Avant d'appliquer l'asphalte en génie civil, il faut constituer une assise en béton, suffisamment rigide pour éviter des fluages ou déformations dues au tassement du sous-sol. La chape en béton de portland est épaisse de 10 à 15 cm sur les trottoirs et jusqu'à 25–30 cm en chaussée. L'asphalte (porphyré ou sablé) est fabriqué dans des centrales d'asphalte. Les composants sont mélangés dans un pétrin fixe, le bitume provenant d'une citerne où il est constamment maintenu en fusion (de 90 à 110 °C). Les autres composants (sable, filler calcaire, poudre d'asphalte) sont pesés et introduits progressivement dans le pétrin. Ensuite l'asphalte est transporté sur le chantier dans des pétrins mobiles installés sur des camions qui maintiennent sa température entre 180 et 220 °C, puis étalé manuellement à l'aide d'une « palette » en bois en une épaisseur de 2 à 3 cm. Il est transporté du camion jusqu'au poste de travail de l'applicateur dans des brouettes prévues à cet effet, ou dans des seaux en bois. Dans certains cas, l'application est suivie d'un sablage avec un sable très fin que l'on fait adhérer à l'asphalte encore chaud à l'aide d'une marijeanne (sorte de taloche articulée montée au bout d'un manche). L'asphalte ainsi fini est moins glissant en hiver. À Paris, les bateaux d'entrée de garage sont marqués avec des fers imitant un dallage en losange appelé boucharde, pour faciliter l'adhérence des véhicules. Certains asphaltes de dallages industriels ou de chaussées parcourues par des camions sont renforcés par un filet textile pris dans la masse lors de l'application.
Jusqu'en 2020, dans les régions très urbanisées, la provenance exacte d'une part substantielle des polluants primaires (non identifiés mais à priori liés au pétrole autres que celui brûlé par les véhicules routiers et les chaudières) était encore inconnue[5].

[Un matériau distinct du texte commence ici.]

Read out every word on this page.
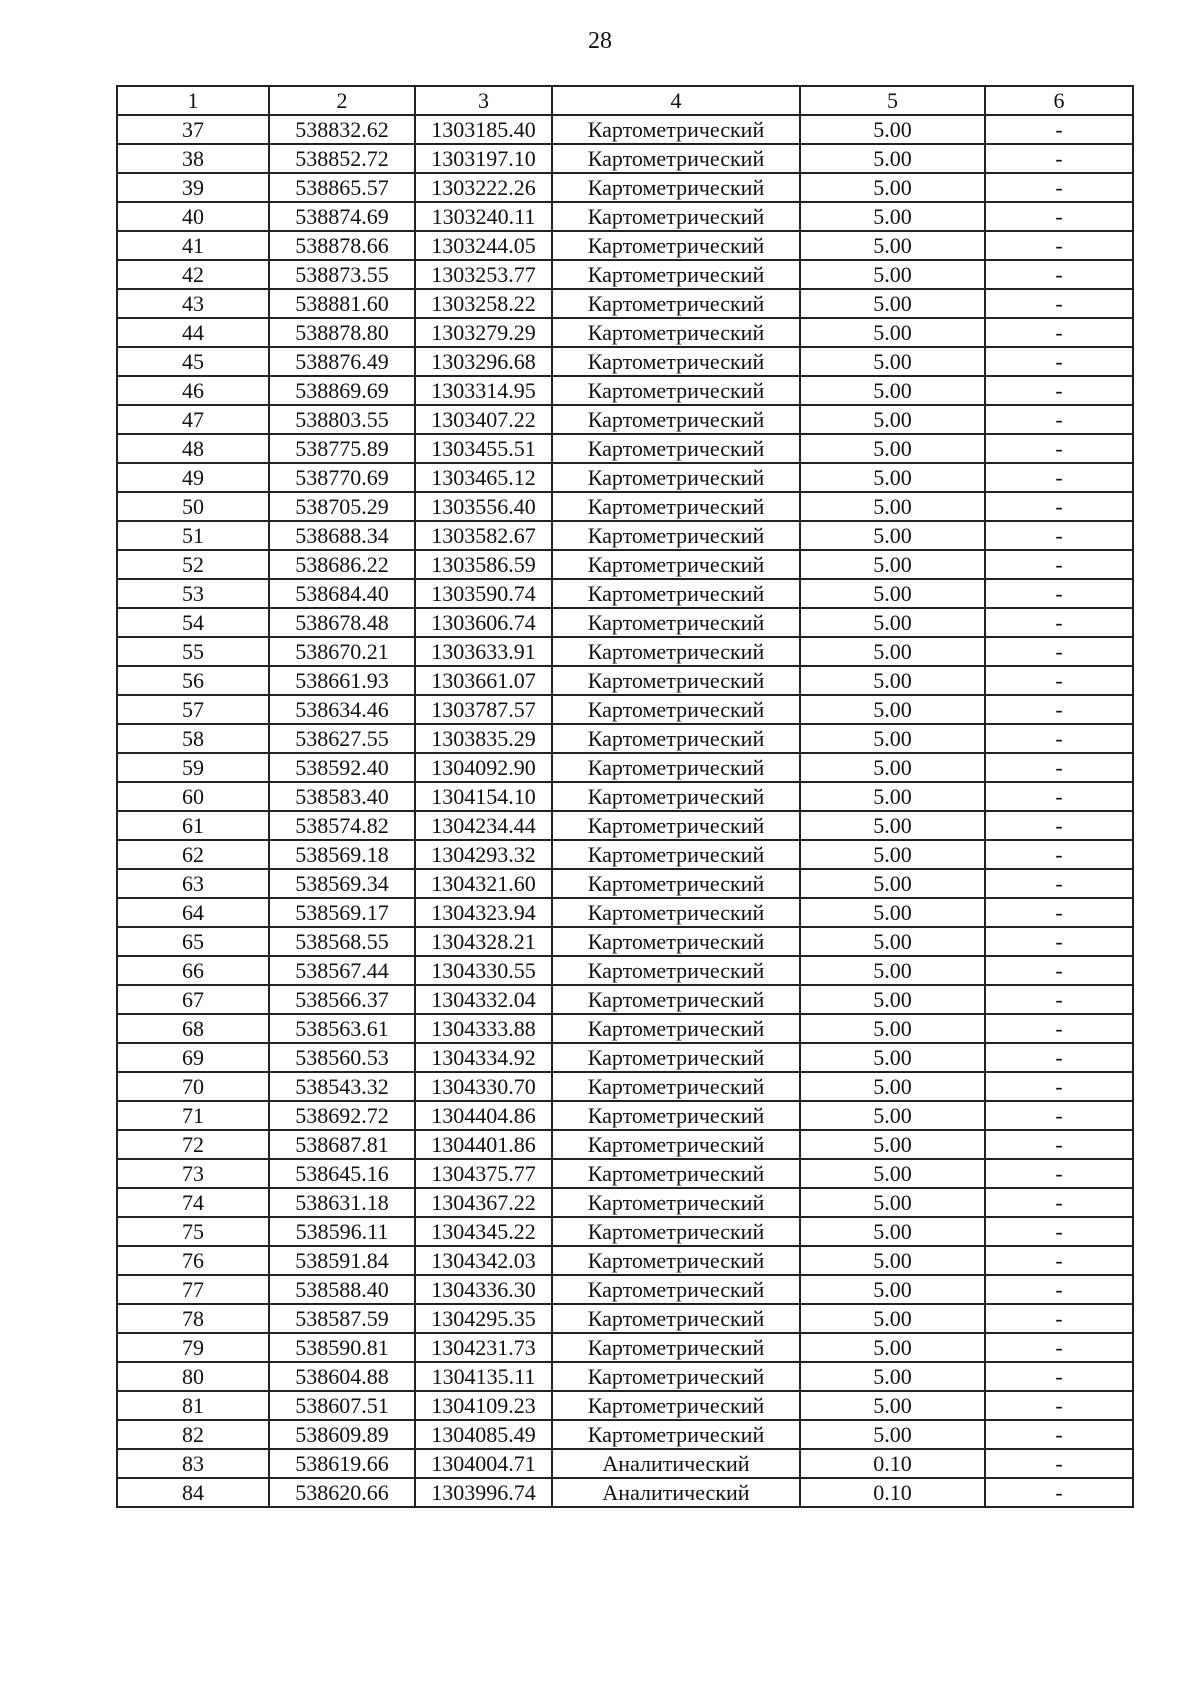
28
1	2	3	4	5	6
37	538832.62	1303185.40	Картометрический	5.00	-
38	538852.72	1303197.10	Картометрический	5.00	-
39	538865.57	1303222.26	Картометрический	5.00	-
40	538874.69	1303240.11	Картометрический	5.00	-
41	538878.66	1303244.05	Картометрический	5.00	-
42	538873.55	1303253.77	Картометрический	5.00	-
43	538881.60	1303258.22	Картометрический	5.00	-
44	538878.80	1303279.29	Картометрический	5.00	-
45	538876.49	1303296.68	Картометрический	5.00	-
46	538869.69	1303314.95	Картометрический	5.00	-
47	538803.55	1303407.22	Картометрический	5.00	-
48	538775.89	1303455.51	Картометрический	5.00	-
49	538770.69	1303465.12	Картометрический	5.00	-
50	538705.29	1303556.40	Картометрический	5.00	-
51	538688.34	1303582.67	Картометрический	5.00	-
52	538686.22	1303586.59	Картометрический	5.00	-
53	538684.40	1303590.74	Картометрический	5.00	-
54	538678.48	1303606.74	Картометрический	5.00	-
55	538670.21	1303633.91	Картометрический	5.00	-
56	538661.93	1303661.07	Картометрический	5.00	-
57	538634.46	1303787.57	Картометрический	5.00	-
58	538627.55	1303835.29	Картометрический	5.00	-
59	538592.40	1304092.90	Картометрический	5.00	-
60	538583.40	1304154.10	Картометрический	5.00	-
61	538574.82	1304234.44	Картометрический	5.00	-
62	538569.18	1304293.32	Картометрический	5.00	-
63	538569.34	1304321.60	Картометрический	5.00	-
64	538569.17	1304323.94	Картометрический	5.00	-
65	538568.55	1304328.21	Картометрический	5.00	-
66	538567.44	1304330.55	Картометрический	5.00	-
67	538566.37	1304332.04	Картометрический	5.00	-
68	538563.61	1304333.88	Картометрический	5.00	-
69	538560.53	1304334.92	Картометрический	5.00	-
70	538543.32	1304330.70	Картометрический	5.00	-
71	538692.72	1304404.86	Картометрический	5.00	-
72	538687.81	1304401.86	Картометрический	5.00	-
73	538645.16	1304375.77	Картометрический	5.00	-
74	538631.18	1304367.22	Картометрический	5.00	-
75	538596.11	1304345.22	Картометрический	5.00	-
76	538591.84	1304342.03	Картометрический	5.00	-
77	538588.40	1304336.30	Картометрический	5.00	-
78	538587.59	1304295.35	Картометрический	5.00	-
79	538590.81	1304231.73	Картометрический	5.00	-
80	538604.88	1304135.11	Картометрический	5.00	-
81	538607.51	1304109.23	Картометрический	5.00	-
82	538609.89	1304085.49	Картометрический	5.00	-
83	538619.66	1304004.71	Аналитический	0.10	-
84	538620.66	1303996.74	Аналитический	0.10	-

Jusqu'alors, les fabricants d'asphalte et une ACV (analyse de cycle de vie) postulaient qu'à température ambiante, les émissions polluantes de l'asphalte étaient négligeables en raison d'un processus de fabrication selon eux à même d'y fortement réduire la présence de polluants volatils[6]. Des études avaient porté sur les effets du climat (chaleur)[7] et des conditions ambiantes sur les enrobés bitumineux (y compris certains effets du rayonnement solaire UV)[8],[9], mais en se limitant aux effets sur les performances mécaniques, esthétiques et/ou de longévité[10],[11],[12],[13] (ou en se contentant de mesurer les seules émissions directes de gaz à effet de serre)[14],[15].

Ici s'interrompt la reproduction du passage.